The most common presenting feature in patients with rectal and low sigmoid colon cancer is melena (dark stools or blood in the stools). Abdominal pain is the most common feature in patients who have colon cancer above these areas. Other features include changes in bowel habits, nausea, vomiting, weakness and an abdominal mass. Sometimes colon cancer is found in patients who have anemia due to a gradual blood loss over a prolonged period of time.
Diagnostically, the most common study today is the colonoscopy. Very seldom are barium enemas utilized any longer in the diagnostic workup of colon cancer. The colonoscopy allows the endoscopist (the physician doing the procedure) to measure the distance from the anus to the lesion and to describe the lesion in full, as well as to biopsy the lesion.

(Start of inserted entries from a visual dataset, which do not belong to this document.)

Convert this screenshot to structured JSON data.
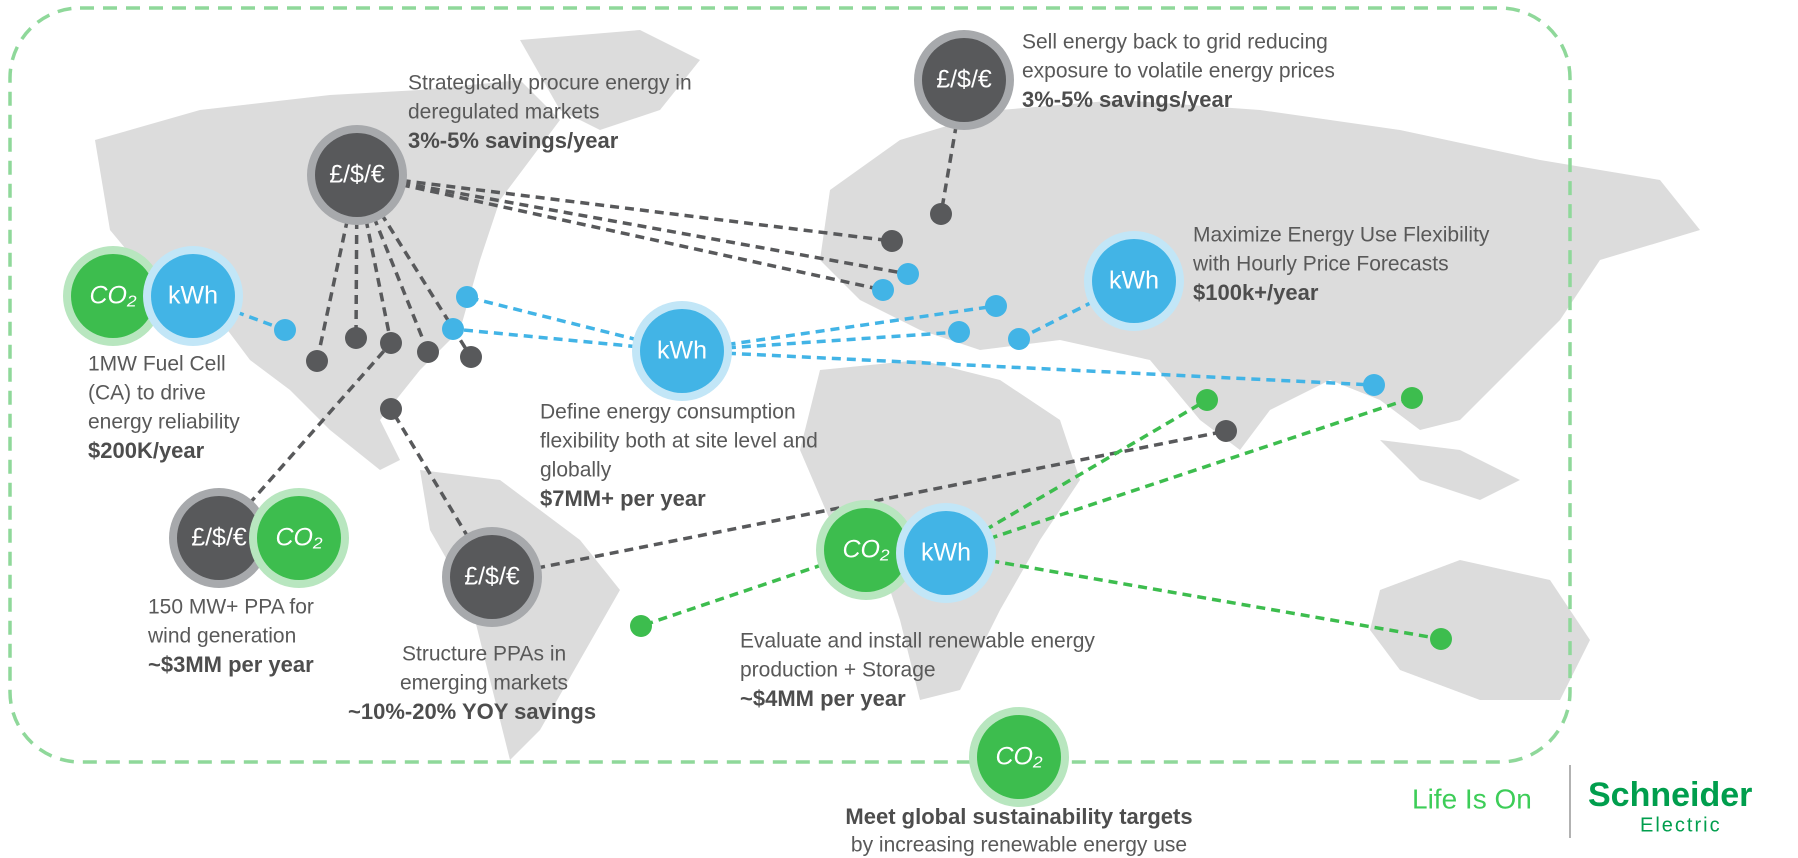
{
  "badges": [
    {
      "kind": "cost",
      "label": "£/$/€"
    },
    {
      "kind": "cost",
      "label": "£/$/€"
    },
    {
      "kind": "co2",
      "label": "CO₂"
    },
    {
      "kind": "kwh",
      "label": "kWh"
    },
    {
      "kind": "kwh",
      "label": "kWh"
    },
    {
      "kind": "kwh",
      "label": "kWh"
    },
    {
      "kind": "cost",
      "label": "£/$/€"
    },
    {
      "kind": "co2",
      "label": "CO₂"
    },
    {
      "kind": "cost",
      "label": "£/$/€"
    },
    {
      "kind": "co2",
      "label": "CO₂"
    },
    {
      "kind": "kwh",
      "label": "kWh"
    },
    {
      "kind": "co2",
      "label": "CO₂"
    }
  ],
  "callouts": [
    {
      "lines": [
        "Strategically procure energy in",
        "deregulated markets"
      ],
      "highlight": "3%-5% savings/year"
    },
    {
      "lines": [
        "Sell energy back to grid reducing",
        "exposure to volatile energy prices"
      ],
      "highlight": "3%-5% savings/year"
    },
    {
      "lines": [
        "Maximize Energy Use Flexibility",
        "with Hourly Price Forecasts"
      ],
      "highlight": "$100k+/year"
    },
    {
      "lines": [
        "1MW Fuel Cell",
        "(CA) to drive",
        "energy reliability"
      ],
      "highlight": "$200K/year"
    },
    {
      "lines": [
        "Define energy consumption",
        "flexibility both at site level and",
        "globally"
      ],
      "highlight": "$7MM+ per year"
    },
    {
      "lines": [
        "150 MW+ PPA for",
        "wind generation"
      ],
      "highlight": "~$3MM per year"
    },
    {
      "lines": [
        "Structure PPAs in",
        "emerging markets"
      ],
      "highlight": "~10%-20% YOY savings"
    },
    {
      "lines": [
        "Evaluate and install renewable energy",
        "production + Storage"
      ],
      "highlight": "~$4MM per year"
    }
  ],
  "footer": {
    "title": "Meet global sustainability targets",
    "subtitle": "by increasing renewable energy use"
  },
  "logo": {
    "tagline": "Life Is On",
    "brand": "Schneider",
    "sub": "Electric"
  }
}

Once the diagnosis of colon malignancy has been made, CT scans are performed of the lungs, abdomen and pelvis to rule out metastatic disease or lymphatic disease somewhat distant from the colon lesion. Also, preoperatively, a level of carcinoembryonic antigen (CEA) is determined from the blood. CEA is an independent prognostic factor in large bowel cancer. If it is elevated before an operative procedure and decreases after the removal of the colon cancer, it is a reliable factor for use in the follow up of patients with cancer. It if stays low, the cancer is probably not recurring; if it is high, the cancer may be coming back.
Unfortunately, about 75 percent of patients who do have recurrences of their colon and rectal cancers after operative resection will have other symptoms before their CEA rises. The 25 percent of patients who have a rising CEA before any symptoms are more likely to be cured of their recurrence.